Yuri Slobodyanyuk's blog on IT Security and Networking sharing experience and expertise

RIPE database query for a route object, or why my network is not advertised via BGP to the world

Once it was a nice-to-have configuration that most ISPs in the world ignored anyway, but today it is a must if you are planning to advertise your networks via BGP through your uplink provider – your route object in the AS whois database of the uplink provider. If not – you will happily advertise your networks, the uplink provider will duly advertise them to its uplink peers, which will check AS registry database of your provider and not finding this route object will silently drop the advertising.
Of course it is duty of your transit ISP provider to update their records with your network, but after all, you are the one most interested – so as they say in Russian ” Доверяй но проверяй ” , and here is how to do it:
whois -h whois.ripe.net — ‘-a -r -i or -T route AS1680’ | grep route
In this example I assume your uplink provider is Netvision with AS1680 , replace AS number with the correct one.
Output will look like:

If you don’t find in such listing your network – Houston, you have a problem here.

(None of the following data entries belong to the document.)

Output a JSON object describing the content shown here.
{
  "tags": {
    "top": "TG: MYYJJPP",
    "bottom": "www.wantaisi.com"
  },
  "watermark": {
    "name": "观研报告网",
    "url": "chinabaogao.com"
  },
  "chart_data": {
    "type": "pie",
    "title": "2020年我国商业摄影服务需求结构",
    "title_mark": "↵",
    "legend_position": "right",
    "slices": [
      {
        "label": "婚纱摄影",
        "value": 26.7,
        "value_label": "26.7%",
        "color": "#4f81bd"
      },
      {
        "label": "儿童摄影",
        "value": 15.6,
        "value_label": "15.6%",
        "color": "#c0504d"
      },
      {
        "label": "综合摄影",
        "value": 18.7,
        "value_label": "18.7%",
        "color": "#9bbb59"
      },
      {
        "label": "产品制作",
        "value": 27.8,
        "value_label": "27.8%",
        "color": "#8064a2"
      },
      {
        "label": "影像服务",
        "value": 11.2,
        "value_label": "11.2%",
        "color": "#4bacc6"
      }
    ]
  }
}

  1. Of course, this is highly dependent on the policies of your upstream ISP, and how they build their BGP customer facing filters. It could be more unified in Europe, but in the US, it is a total hodge-podge, no two providers do things quite the same.

  2. Hello Yuri,

    Is there anywhere a tutorial of how to update/1st time create a route object?
    It’s a mist-full topic for many network engineers I met all these years.

  3. Yuri

    May 15, 2014 at 9:01 pm

    Thanks Doug for insight, I actually thought that US with all the compliance/audit/public visibility stuff would be strict about that 🙂
    With the particular case I didn’t go and check every upstream ISP, but did check Tiscali and Telia – both were filtering out
    client’s nets because of the missing whois database entry.